Mr. Speaker, I want to thank my colleague, the member for Vancouver East, for her excellent speech and to ask her to elaborate on the new developments before us today. I would like her to comment on the spectacle of a government that has indicated its apparent support today for the U.S. missile defence program, at the same time claiming that it is against the weaponization of space.

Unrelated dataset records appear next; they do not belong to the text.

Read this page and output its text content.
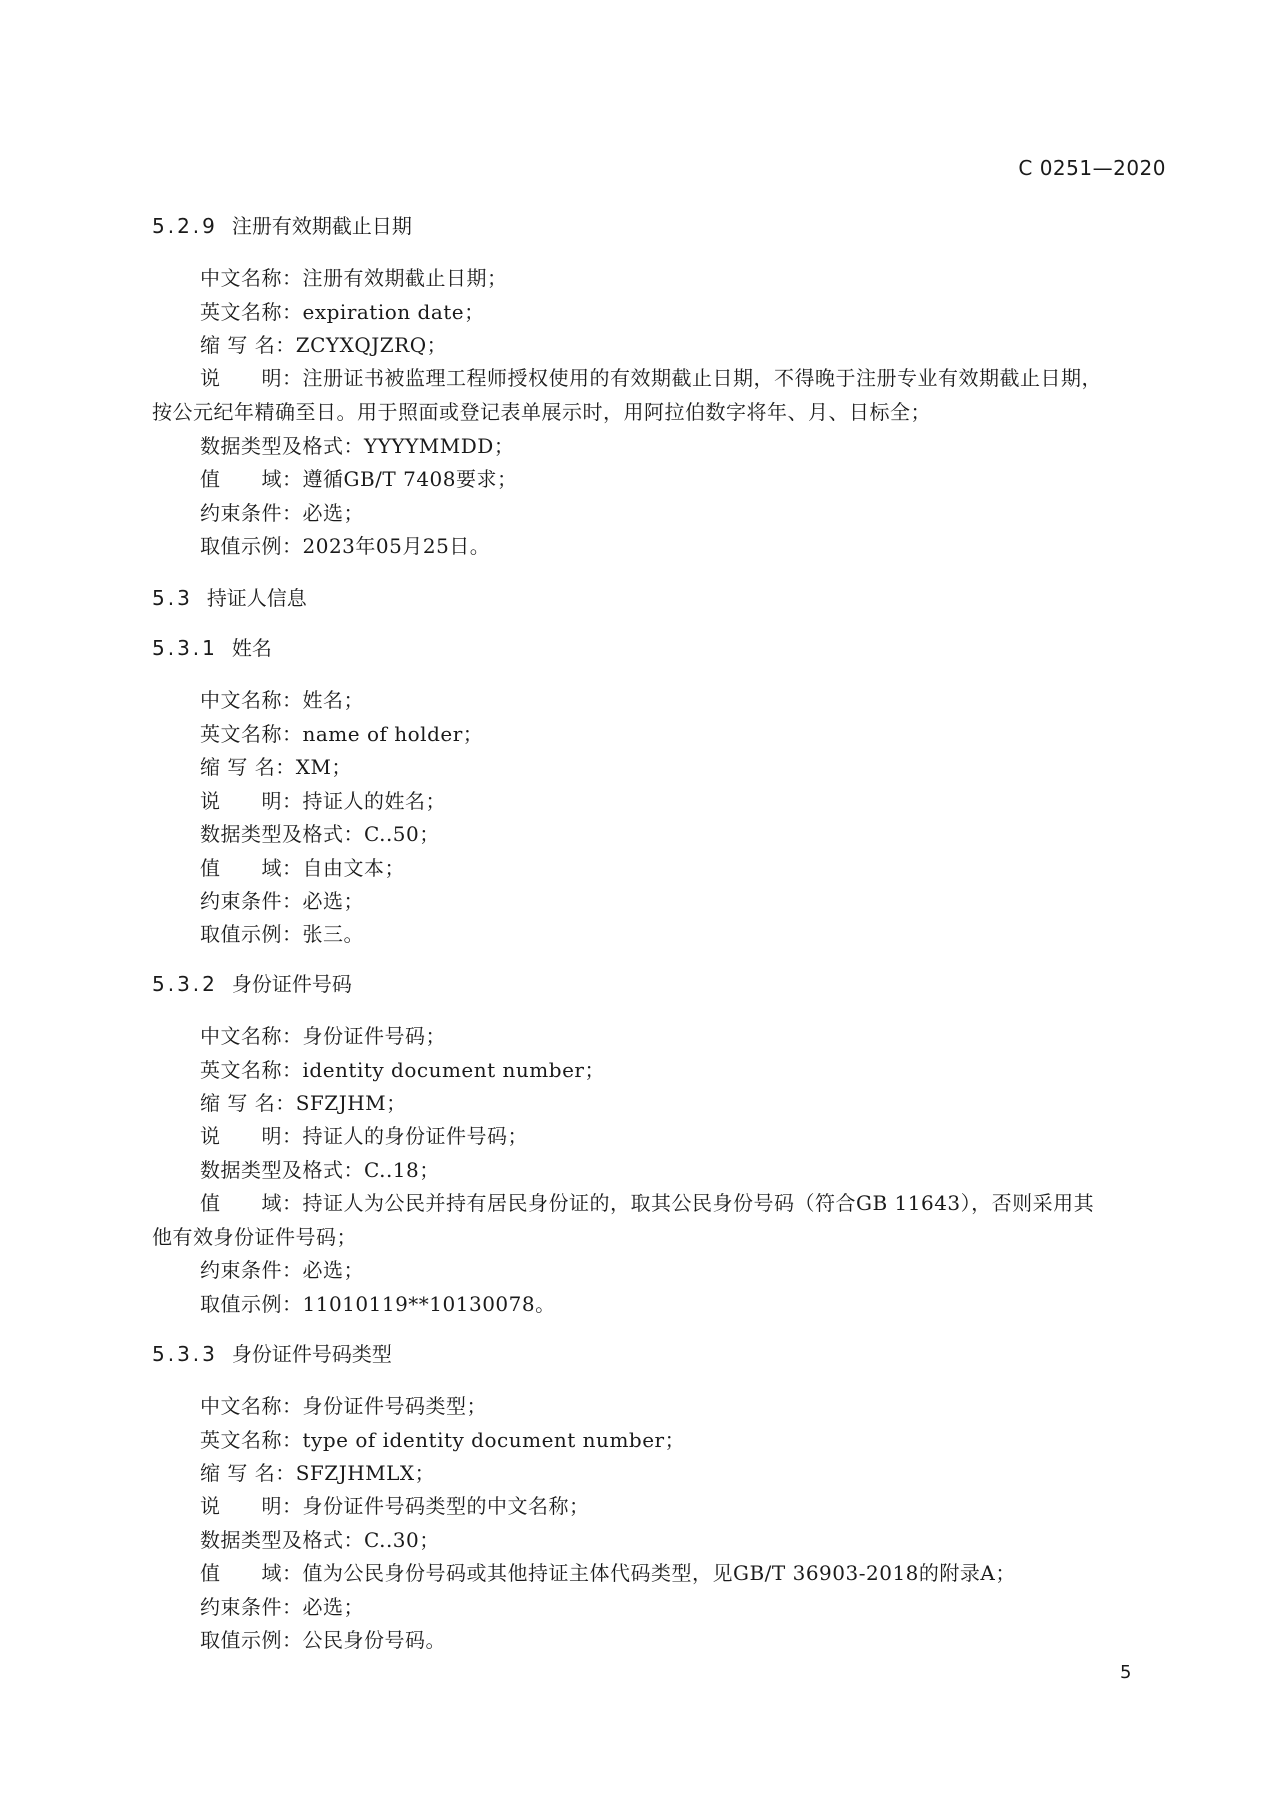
C 0251—2020
5.2.9 注册有效期截止日期
中文名称：注册有效期截止日期；
英文名称：expiration date；
缩 写 名：ZCYXQJZRQ；
说　　明：注册证书被监理工程师授权使用的有效期截止日期，不得晚于注册专业有效期截止日期，
按公元纪年精确至日。用于照面或登记表单展示时，用阿拉伯数字将年、月、日标全；
数据类型及格式：YYYYMMDD；
值　　域：遵循GB/T 7408要求；
约束条件：必选；
取值示例：2023年05月25日。
5.3 持证人信息
5.3.1 姓名
中文名称：姓名；
英文名称：name of holder；
缩 写 名：XM；
说　　明：持证人的姓名；
数据类型及格式：C..50；
值　　域：自由文本；
约束条件：必选；
取值示例：张三。
5.3.2 身份证件号码
中文名称：身份证件号码；
英文名称：identity document number；
缩 写 名：SFZJHM；
说　　明：持证人的身份证件号码；
数据类型及格式：C..18；
值　　域：持证人为公民并持有居民身份证的，取其公民身份号码（符合GB 11643），否则采用其
他有效身份证件号码；
约束条件：必选；
取值示例：11010119**10130078。
5.3.3 身份证件号码类型
中文名称：身份证件号码类型；
英文名称：type of identity document number；
缩 写 名：SFZJHMLX；
说　　明：身份证件号码类型的中文名称；
数据类型及格式：C..30；
值　　域：值为公民身份号码或其他持证主体代码类型，见GB/T 36903-2018的附录A；
约束条件：必选；
取值示例：公民身份号码。
5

As the member has pointed out and others have said, the connection is clear. A commitment to missile defence is a commitment to the weaponization of space and a commitment to the weaponization of space contradicts Canada's long held policy and values. That point has been made by others. I want to reference the article by Jeffrey Simpson in The Globe and Mail on May 7. He wrote:
Just as the conquest of Iraq was not fundamentally about weapons of mass destruction, so the U.S. anti-ballistic missile system is not about protecting the United States from missiles. It's about placing weapons in space. If Canada joins the U.S. system--which it might do for economic reasons or because the [Liberal] government feels we have no choice--it will be approving what it has always opposed
The U.S. Missile Defense Agency has said that for missile defence to be effective there must be flights in space. It has indicated that there will be weapons systems including space-based lasers and that the space-based laser system will be composed of a constellation of high energy laser platforms operating from space. Given all of that documentation, could the member comment further on the announcement today by the Minister of National Defence?